If you’ve ever looked into eye tracking studies, particularly for the web, you may have learned that readers don’t actually read your blog posts word for word. They skim your site in an F-shaped pattern. They read a headline, forming the top bar of the F. They scan down the left side, forming the vertical. They scan across points that stick out or paragraphs that look interesting, forming crossbars.
Take advantage of this. Use bulleted lists and short sentences to encourage skimming. Don’t write long, overly complex statements. If a reader can’t parse it in one pass, they won’t try for a second. Bold key points. Use subheadings. Format your posts to make them as easy as possible to skim. If you’re struggling with focus while writing, check out these tools to help you write distraction-free.
7. Visible, Concrete Evidence

You need to support your points with evidence to make a compelling blog post. This also gives you the advantage of a diverse incoming and outgoing link profile, when you’re linking to authority sites for support.

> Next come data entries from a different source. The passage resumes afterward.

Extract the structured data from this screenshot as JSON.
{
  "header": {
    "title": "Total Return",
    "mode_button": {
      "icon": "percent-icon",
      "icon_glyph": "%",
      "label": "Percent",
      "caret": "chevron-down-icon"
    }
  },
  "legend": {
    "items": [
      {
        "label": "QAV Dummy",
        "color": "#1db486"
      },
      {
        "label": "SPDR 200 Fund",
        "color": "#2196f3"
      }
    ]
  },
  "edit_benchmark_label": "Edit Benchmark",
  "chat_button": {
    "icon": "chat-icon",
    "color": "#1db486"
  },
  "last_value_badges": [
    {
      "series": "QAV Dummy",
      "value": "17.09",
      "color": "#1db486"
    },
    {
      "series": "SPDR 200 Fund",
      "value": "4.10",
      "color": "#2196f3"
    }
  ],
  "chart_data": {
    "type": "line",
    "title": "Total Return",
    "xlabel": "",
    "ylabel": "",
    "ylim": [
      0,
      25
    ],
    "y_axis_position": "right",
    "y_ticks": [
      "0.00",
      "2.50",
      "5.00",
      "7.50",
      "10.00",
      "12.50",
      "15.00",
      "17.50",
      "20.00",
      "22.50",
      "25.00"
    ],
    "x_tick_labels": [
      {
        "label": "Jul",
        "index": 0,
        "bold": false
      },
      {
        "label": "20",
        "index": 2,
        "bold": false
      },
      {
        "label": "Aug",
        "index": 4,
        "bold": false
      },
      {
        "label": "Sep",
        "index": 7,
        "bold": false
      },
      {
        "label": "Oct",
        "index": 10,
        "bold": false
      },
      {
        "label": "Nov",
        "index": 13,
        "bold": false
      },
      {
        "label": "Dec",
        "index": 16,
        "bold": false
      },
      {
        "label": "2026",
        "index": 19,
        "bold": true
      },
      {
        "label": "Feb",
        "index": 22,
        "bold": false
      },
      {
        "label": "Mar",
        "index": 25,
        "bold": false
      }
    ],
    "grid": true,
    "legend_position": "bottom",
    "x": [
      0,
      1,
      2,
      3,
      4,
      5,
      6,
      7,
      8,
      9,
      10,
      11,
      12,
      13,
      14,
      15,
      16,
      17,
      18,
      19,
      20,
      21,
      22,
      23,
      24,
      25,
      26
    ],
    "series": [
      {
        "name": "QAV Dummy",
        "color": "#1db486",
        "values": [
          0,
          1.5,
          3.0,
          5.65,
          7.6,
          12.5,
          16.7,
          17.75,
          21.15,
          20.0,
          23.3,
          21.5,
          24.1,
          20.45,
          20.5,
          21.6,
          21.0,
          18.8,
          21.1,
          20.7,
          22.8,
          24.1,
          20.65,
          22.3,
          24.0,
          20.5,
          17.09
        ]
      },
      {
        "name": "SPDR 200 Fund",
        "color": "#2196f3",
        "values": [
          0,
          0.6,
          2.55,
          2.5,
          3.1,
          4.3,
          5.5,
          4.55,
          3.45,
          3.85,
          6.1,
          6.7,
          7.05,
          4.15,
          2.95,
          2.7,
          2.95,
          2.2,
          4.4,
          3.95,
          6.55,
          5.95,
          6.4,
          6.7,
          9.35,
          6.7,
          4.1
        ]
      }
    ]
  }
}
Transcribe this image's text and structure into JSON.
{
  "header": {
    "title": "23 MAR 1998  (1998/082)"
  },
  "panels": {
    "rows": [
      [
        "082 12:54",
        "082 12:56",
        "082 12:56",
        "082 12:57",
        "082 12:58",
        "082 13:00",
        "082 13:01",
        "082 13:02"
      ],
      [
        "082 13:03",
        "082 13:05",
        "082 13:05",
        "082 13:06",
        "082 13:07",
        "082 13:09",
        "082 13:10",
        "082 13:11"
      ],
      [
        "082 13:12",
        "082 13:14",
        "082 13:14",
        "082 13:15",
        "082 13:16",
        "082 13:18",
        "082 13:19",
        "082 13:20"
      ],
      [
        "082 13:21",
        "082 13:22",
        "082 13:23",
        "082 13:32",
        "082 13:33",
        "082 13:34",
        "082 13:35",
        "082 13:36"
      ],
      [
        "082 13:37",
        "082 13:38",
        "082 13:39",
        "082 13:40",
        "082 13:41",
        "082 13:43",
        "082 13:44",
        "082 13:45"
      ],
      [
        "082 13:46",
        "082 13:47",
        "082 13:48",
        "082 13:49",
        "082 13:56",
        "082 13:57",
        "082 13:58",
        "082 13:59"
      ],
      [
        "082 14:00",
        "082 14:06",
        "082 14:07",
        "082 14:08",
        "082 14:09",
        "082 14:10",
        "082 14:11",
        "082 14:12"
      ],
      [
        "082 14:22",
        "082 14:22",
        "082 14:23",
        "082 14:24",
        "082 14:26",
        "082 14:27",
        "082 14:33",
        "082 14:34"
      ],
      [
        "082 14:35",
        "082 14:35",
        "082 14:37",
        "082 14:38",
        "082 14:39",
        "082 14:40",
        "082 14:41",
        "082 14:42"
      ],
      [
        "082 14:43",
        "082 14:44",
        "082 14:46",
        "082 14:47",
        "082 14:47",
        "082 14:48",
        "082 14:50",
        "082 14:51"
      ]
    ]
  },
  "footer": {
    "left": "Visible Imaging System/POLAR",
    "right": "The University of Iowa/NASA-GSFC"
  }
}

On the web, you’re not limited to blocks of text and boring statistics. Compile those statistics into charts and graphs. Compile those graphs into an infographic. Use bright colors and slick designs to present your evidence in a graphical way that draws the eye.
8. A Fast Site

Okay, so having a fast site isn’t going to grab your reader’s attention on its own. Instead, it will help diminish the chances of a reader losing attention before they even begin. Research by Portent found that ecommerce sites with a 1-second load time convert 2.5x better than sites with a 4-second load time. A Deloitte report found that increasing mobile site speed by just 0.1 seconds improved bounce rate on information pages by 8.3%. And keep in mind that users form a first impression of your website in approximately 50 milliseconds - long before they’ve read a single word.
With mobile traffic now accounting for nearly 60% of all web traffic worldwide, speed matters more than ever. If your site keeps a mobile user waiting more than a couple of seconds, there’s a strong chance they’re gone for good. The average bounce rate already sits somewhere between 41% and 51% - a slow site will push you toward the worse end of that range fast.
Of course, there’s an added bonus to getting this right: site speed is a confirmed ranking factor for Google, so a faster site helps your SEO as well.